Wir machen dies so für die Präparation von Chromosomen für die Zytotaxonomie. Ich habe gerade 30 Jahre alte Präparate fotografiert: Die Erhaltung ist noch sehr zufriedenstellend.

Herzliche Grüße,

Alfons

p.s. das erste Bild ist versehentlich hineingeraten und ist nicht wirklich zufriedenstellend: Nicht richtig reifer Kern, beim Quetschen zerrissen, schwache Orcein oder Feulgenfäbung. Die Präparate sind mit 100x Öl fotografiert, gestackt und im Kontrast extrem verstärkt, um die Chromosomenbanden der polytänen Chromosomen in den Zellen der Speicheldrüsen der Kriebelmückenlarven sichtbar zu machen. Leider lässt sich ein solcher 'falscher' Anhang nicht löschen oder austauschen (??).
Das zweite Präparat ist besser, zeigt aber nicht die gesamte Länge aller drei Chromosomen.

plaenerdd

Hallo,
sollte man das gefrostete und abgesprengte Decklas nicht auch durch Gefriertrocknen wasserfrei bekommen, so dass man in andere Mittel z.B. Kanadabalsam einbetten kann?
Woraus bestehen die Schuppen eigentlich? Weiß man das?
Ich habe auch mal gesehen, dass man mit Kühlspray gefrohrene OTs schon absprengen kann.
Grüße eines Theoretikers
Gerd
Fossilien, Gesteine und Tümpeln mit
Durchlicht: Olympus VANOX mit DIC, Ph, DF und BF; etliche Zeiss-Jena-Geräte,
Auflicht: CZJ "VERTIVAL", Stemi: MBS-10, CZJ SMXX;
Inverses: Willovert mit Ph

Michael

Hallo Alfons und Gerd,

vielen Dank für Eure Antworten.
Eigentlich dachte ich, das das Einfrieren und Absprengen des Deckglas dafür gedacht ist, ein fest sitzendes Deckglas ohne Beschädigung des Objektes abzubekommen. Aber vielleicht hilft es ja auch, die Objekte durch Einfrieren an Ort und Stelle zu halten - muss ich mal probieren.
Das Deckglas abzuheben wäre bei mir nicht das Problem - nur habe ich die Befürchtung, dass die Schuppen dann vertragen werden und ich sie nicht wiederfinde. Bei den obigen schuppen (ca. 10µm) wäre das noch kein großes Problem, bei anderen Arten liegt die Schuppengröße aber eher bei 1µm. Ob die durch das Entwässern dann noch an Ort und Stelle wären, glaube ich nicht.
Ich hätte eher auf einen ähnlichen Vorschlag wie diesen gehofft:
"Zwei mal 100% Isopropanol und daraufhin verdünntes Euparal  unter das Deckglas ziehen"
Wäre sowas möglich (Euparal ist ja eher dickflüssig)? Hat da jemand Erfahrung?

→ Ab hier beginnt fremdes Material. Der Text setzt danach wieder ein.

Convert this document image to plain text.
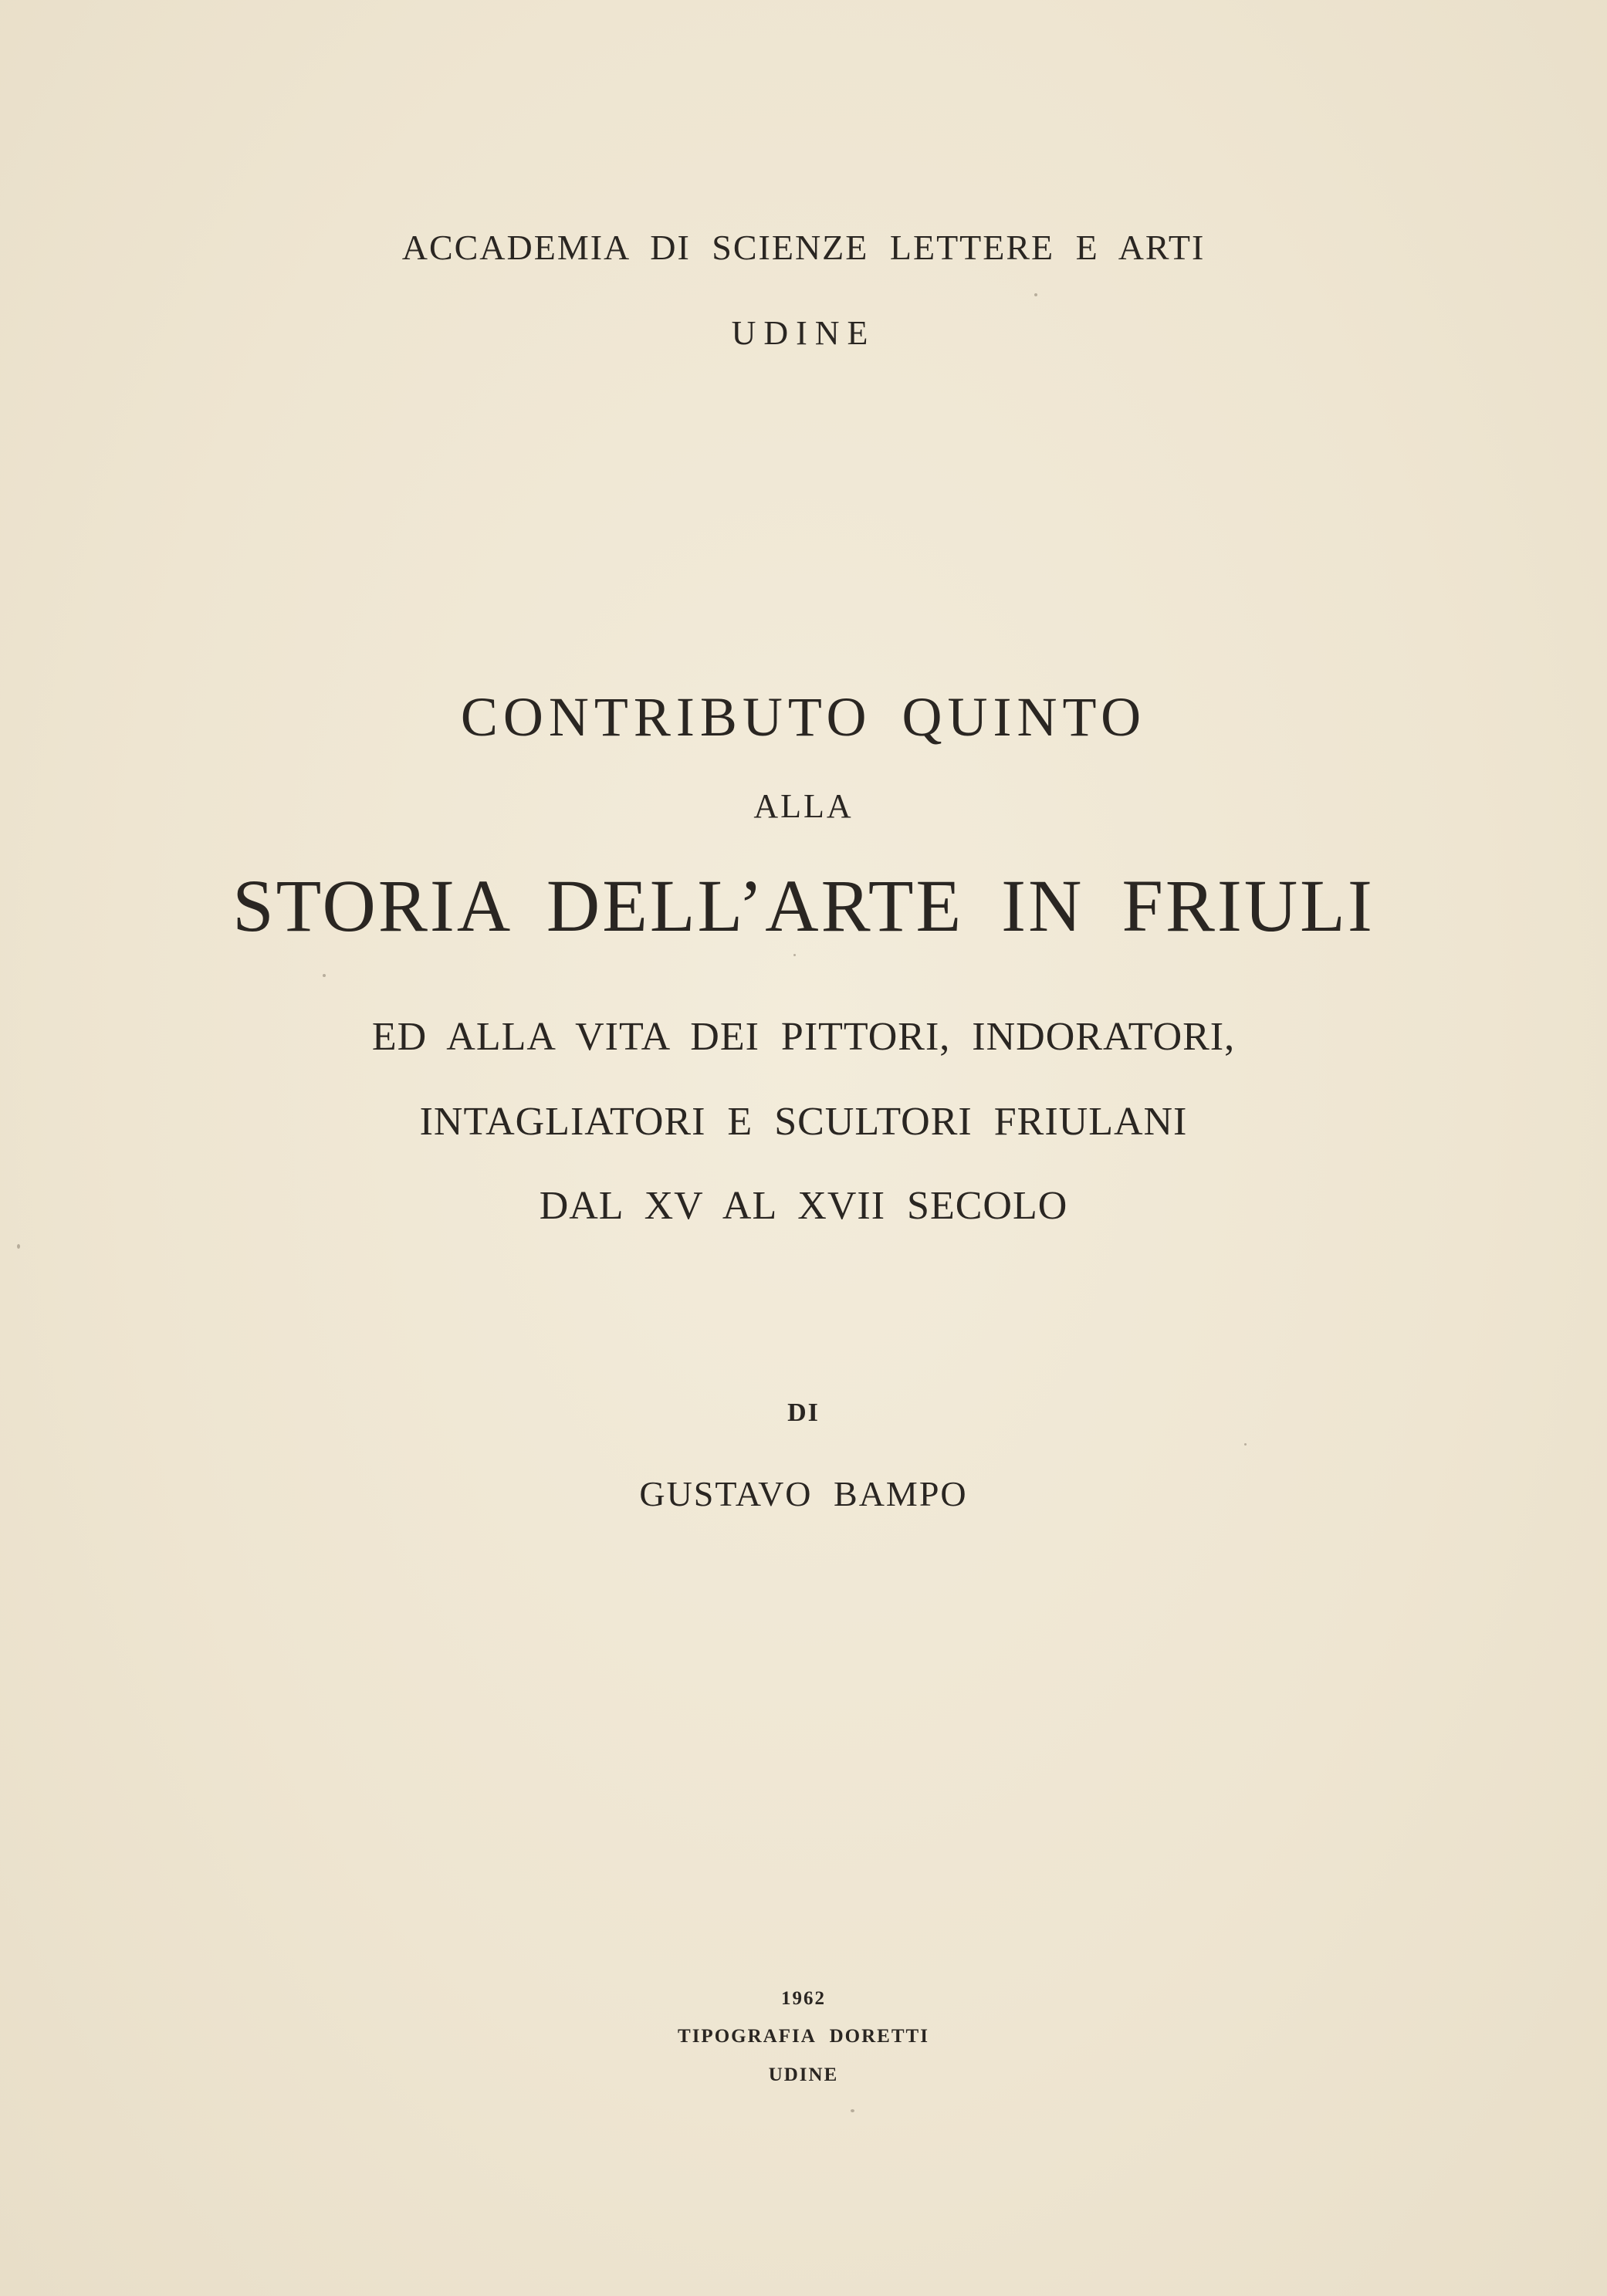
ACCADEMIA DI SCIENZE LETTERE E ARTI
UDINE
CONTRIBUTO QUINTO
ALLA
STORIA DELL’ARTE IN FRIULI
ED ALLA VITA DEI PITTORI, INDORATORI,
INTAGLIATORI E SCULTORI FRIULANI
DAL XV AL XVII SECOLO
DI
GUSTAVO BAMPO
1962
TIPOGRAFIA DORETTI
UDINE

Das Material der Gastrotrichen-Schuppen ist wohl eher unbekannt. Es ist eine Abscheidung der Hautzellen (Cutikulla) und besteht nicht aus Chitin. Die einzige Angabe, die ich gefunden habe ist: "geschichtete Proteine" - was immer das heißen mag. Im Gegensatz zu Chitin färbt sich das Material (wenn auch schwach) mit Eosin. Alle anderen Farbstoffe, die ich ausprobiert habe (waren aber nicht viele) färben die Schuppen nicht.